PROTOCOL DIFFERENCES

       nnrpd implements the NNTP commands defined in RFC 977, with the
       following differences:

       1.  The "slave" command is not implemented.  This command has never
           been fully defined.

       2.  The "list" command may be followed by the optional word
           "active.times", "distributions", "distrib.pats", "moderators",
           "newsgroups", "subscriptions", or "Ioverview.fmt" to get a list of
           when newsgroups where created, a list of valid distributions, a
           file specifying default distribution patterns, moderators list, a
           one-per-line description of the current set of newsgroups, a list
           of the automatic group subscriptions, or a listing of the
           overview.fmt file.

           The command "list active" is equivalent to the "list" command. This
           is a common extension.

       3.  The "xhdr", "authinfo user" and "authinfo pass" commands are
           implemented.  These are based on the reference Unix implementation.
           See RFC 2980.

       4.  A new command, "xpat header range|MessageID pat [morepat...]", is
           provided.  The first argument is the case-insensitive name of the
           header to be searched.  The second argument is either an article
           range or a single Message-ID, as specified in RFC 977.  The third
           argument is a "uwildmat"(3)-style pattern; if there are additional
           arguments they are joined together separated by a single space to
           form the complete pattern.  This command is similar to the "xhdr"
           command.  It returns a 221 response code, followed by the text
           response of all article numbers that match the pattern.

       5.  The "listgroup group" command is provided.  This is a comment
           extension.  It is equivalent to the "group" command, except that
           the reply is a multi-line response containing the list of all
           article numbers in the group.

       6.  The "xgtitle [group]" command is provided. This extension is used
           by ANU-News.  It returns a 282 reply code, followed by a one-line
           description of all newsgroups thatmatch the pattern.  The default
           is the current group.

       7.  The "xover [range]" command is provided. It returns a 224 reply
           code, followed by the overview data for the specified range; the
           default is to return the data for the current article.
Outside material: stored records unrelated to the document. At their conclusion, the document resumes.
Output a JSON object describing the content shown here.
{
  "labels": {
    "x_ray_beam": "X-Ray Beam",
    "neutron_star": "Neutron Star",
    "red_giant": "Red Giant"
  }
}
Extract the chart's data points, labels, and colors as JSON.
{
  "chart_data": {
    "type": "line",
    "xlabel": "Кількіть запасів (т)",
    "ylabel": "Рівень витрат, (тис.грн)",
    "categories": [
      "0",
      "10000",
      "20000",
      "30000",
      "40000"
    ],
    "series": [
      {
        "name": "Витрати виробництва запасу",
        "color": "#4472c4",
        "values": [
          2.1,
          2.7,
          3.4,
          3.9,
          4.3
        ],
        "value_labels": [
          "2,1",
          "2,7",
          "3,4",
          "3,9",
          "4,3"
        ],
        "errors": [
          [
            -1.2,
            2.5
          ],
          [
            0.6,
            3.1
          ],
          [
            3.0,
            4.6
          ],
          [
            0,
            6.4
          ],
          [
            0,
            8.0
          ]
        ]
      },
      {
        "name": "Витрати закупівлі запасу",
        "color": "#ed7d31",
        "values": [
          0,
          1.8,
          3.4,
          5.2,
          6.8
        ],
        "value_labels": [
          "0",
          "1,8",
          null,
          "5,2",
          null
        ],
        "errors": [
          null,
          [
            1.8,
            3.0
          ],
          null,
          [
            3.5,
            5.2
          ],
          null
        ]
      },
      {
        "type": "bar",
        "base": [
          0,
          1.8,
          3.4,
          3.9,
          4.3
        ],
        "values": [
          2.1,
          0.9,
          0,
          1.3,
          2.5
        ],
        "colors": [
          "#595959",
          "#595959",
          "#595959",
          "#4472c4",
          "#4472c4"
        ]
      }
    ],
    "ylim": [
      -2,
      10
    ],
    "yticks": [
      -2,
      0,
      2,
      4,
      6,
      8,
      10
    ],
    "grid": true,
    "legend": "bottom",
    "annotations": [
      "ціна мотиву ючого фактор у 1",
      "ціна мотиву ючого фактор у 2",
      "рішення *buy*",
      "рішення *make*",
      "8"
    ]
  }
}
       8.  The "xpath MessageID" command is provided; see innd(8).

       9.  The "date" command is provided; this is based on the draft NNTP
           protocol revision (draft-ietf-nntpext-imp-04.txt).  It returns a
           one-line response code of 111 followed by the GMT date and time on
           the server in the form "YYYYMMDDhhmmss".

HISTORY

       Written by Rich $alz <rsalz@uunet.uu.net> for InterNetNews.  Overview
       support added by Rob Robertston <rob@violet.berkeley.edu> and Rich in
       January, 1993.  Exponential backoff (for posting) added by Dave Hayes
       in Febuary 1998.

       $Id: nnrpd.8 7880 2008-06-16 20:37:13Z iulius $

SEE ALSO

       ctlinnd(8), innd(8), inn.conf(5), signal(2), uwildmat(3).